Theresa received her BA in cognitive science from Vassar College in 2018, and is set to graduate with a joint PhD in computer science and cognitive science from Tufts in summer, 2023. She will be starting as a tenure-track assistant professor of computer science at Bard College in September, 2023. She studies the human side of the human-robot interaction loop, with a specific focus on trust in human-robot interaction.

Ayca Aygun

Ayca Aygun, MS

Ph.D. Student

Ayca Aygun is a Ph.D. student in the department of Computer Science. She received a B.S. degree in mathematical engineering and an M.S. degree in biomedical engineering from Istanbul Technical University, and an M.S. degree in electrical engineering from Texas A&M University. She worked as a software and systems engineer for more than seven years. Her ongoing research focuses on offline and real-time cognitive state and team state prediction by exploring various physiological signal types including human gaze, EEG, and ECG with the help of different learning methodologies and statistical techniques.

Mitchell Abrams

Mitchell Abrams, MS

Ph.D. Student

Mitchell Abrams received his BA from Binghamton University in Linguistics and an MS in computational linguistics from Georgetown University. His former work in linguistics and natural language processing has touched on a broad range of topics, which include leveraging abstract meaning representation (AMR) for human-robot communication, creating annotated corpus resources for the Coptic language, and analyzing corpora within the forensic context. Mitchell has developed his skills at the US Army Research Laboratory and the Aston Institute of Forensic Linguistics (UK), where he was a visiting researcher.

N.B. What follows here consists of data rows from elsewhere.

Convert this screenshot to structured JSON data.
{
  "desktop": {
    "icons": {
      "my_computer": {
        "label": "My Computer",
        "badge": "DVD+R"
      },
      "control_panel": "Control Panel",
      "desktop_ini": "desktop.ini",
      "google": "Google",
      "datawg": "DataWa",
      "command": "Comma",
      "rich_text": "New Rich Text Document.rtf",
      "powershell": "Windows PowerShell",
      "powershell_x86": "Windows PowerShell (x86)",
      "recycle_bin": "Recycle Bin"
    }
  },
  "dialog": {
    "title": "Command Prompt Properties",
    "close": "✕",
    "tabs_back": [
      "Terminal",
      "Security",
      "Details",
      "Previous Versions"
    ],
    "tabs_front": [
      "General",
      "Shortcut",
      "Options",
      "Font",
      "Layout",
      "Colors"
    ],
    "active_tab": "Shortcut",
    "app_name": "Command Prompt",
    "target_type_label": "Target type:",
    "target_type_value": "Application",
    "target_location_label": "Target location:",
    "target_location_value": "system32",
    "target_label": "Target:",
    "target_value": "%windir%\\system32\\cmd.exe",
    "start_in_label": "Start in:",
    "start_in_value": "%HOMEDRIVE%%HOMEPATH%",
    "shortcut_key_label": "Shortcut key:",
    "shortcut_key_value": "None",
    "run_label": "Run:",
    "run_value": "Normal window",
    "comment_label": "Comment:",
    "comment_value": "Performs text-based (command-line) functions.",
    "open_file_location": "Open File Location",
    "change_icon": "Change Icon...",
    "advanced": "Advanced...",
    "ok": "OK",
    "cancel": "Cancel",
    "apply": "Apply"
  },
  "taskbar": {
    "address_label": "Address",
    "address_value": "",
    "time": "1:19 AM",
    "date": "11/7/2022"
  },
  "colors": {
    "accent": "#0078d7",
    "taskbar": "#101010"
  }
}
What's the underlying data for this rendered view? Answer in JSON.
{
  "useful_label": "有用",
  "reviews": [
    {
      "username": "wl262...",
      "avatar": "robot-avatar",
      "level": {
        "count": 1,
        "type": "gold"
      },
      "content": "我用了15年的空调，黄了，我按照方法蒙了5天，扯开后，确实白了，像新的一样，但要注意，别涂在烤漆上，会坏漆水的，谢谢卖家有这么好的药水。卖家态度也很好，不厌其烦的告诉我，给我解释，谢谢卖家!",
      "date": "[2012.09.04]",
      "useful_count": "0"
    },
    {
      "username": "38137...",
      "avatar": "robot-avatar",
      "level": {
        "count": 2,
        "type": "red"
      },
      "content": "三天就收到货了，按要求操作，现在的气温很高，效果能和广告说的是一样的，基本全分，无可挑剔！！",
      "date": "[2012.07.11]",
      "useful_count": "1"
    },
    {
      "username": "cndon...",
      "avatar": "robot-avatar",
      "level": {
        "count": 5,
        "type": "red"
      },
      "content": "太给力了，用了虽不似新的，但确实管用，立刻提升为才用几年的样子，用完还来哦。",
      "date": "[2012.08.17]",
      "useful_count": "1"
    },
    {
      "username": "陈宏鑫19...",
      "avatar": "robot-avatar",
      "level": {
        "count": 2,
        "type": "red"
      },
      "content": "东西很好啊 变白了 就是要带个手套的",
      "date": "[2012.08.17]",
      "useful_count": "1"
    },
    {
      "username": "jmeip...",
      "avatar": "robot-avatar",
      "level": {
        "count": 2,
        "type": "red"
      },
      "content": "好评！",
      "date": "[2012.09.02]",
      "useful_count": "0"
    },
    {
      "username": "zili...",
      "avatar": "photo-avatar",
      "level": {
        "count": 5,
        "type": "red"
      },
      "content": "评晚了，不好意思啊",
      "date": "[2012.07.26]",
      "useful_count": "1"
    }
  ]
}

His current research in the human-robot interaction laboratory focuses on natural language understanding, reference resolution, and social norms.

Christopher Thierauf

Christopher Thierauf

Ph.D. Student

Chris Thierauf is currently pursuing a joint PhD in Computer Science and Human-Robot Interaction after completing a bachelors in computer science in 2020. His research work focuses on resiliency in open worlds: by designing systems that use knowledge and reasoning to understand failure and invent solutions, robots can better handle the chaos of human environments.

Emeka Oguike

Emeka Oguike

Ph.D. Student

Emeka is a PhD student in the computer science department at Tufts. He Received his B.S in Pure Mathematics and Mechanical Engineering at Tufts. His current research focuses on the unique roles object affordances and social norms play in modulating how prepositional utterances are understood.

Samuel Ryb

Samuel Ryb, BA

Ph.D. Student

Sam researches how teaching machines to understand inference and related cues (such as pointing/gesturing and focal stress/intonation) can accelerate their ability to understand natural language commands. He received his BA from Cornell University, where he graduated magna cum laude.

Sarah Schneider

Sarah Schneider, MS

Ph.D. Student

Sarah Schneider received a Bachelor and Master degree in Biomedical Engineering from the Technical University Graz and she is currently doing her PhD in Computer Science at Tufts University. Her research focuses on novelty detection and description in computer vision tasks by incorporating semantic information.

Pierrick Lorang

Pierrick Lorang, MSc

Ph.D. Student

Pierrick Lorang holds a MSc in General Engineering - speciality Mechanics - from the University of Technology of Compiègne (UTC - Sorbonne Alliance). He has a background in various fields including mechanical engineering, robotics, computer science, nanotechnology and aerospace engineering. He is pursuing a joint PhD in Mechanical Engineering and Human-Robot Interaction at Tufts University in collaboration with the Austrian Institute of Technology (AIT) in Vienna. His research focuses on problem solving, search, planning and acting in an open world. He is currently working on methods for online search and learning in partially known environments to improve the robustness of systems to all kinds of changes in the environment.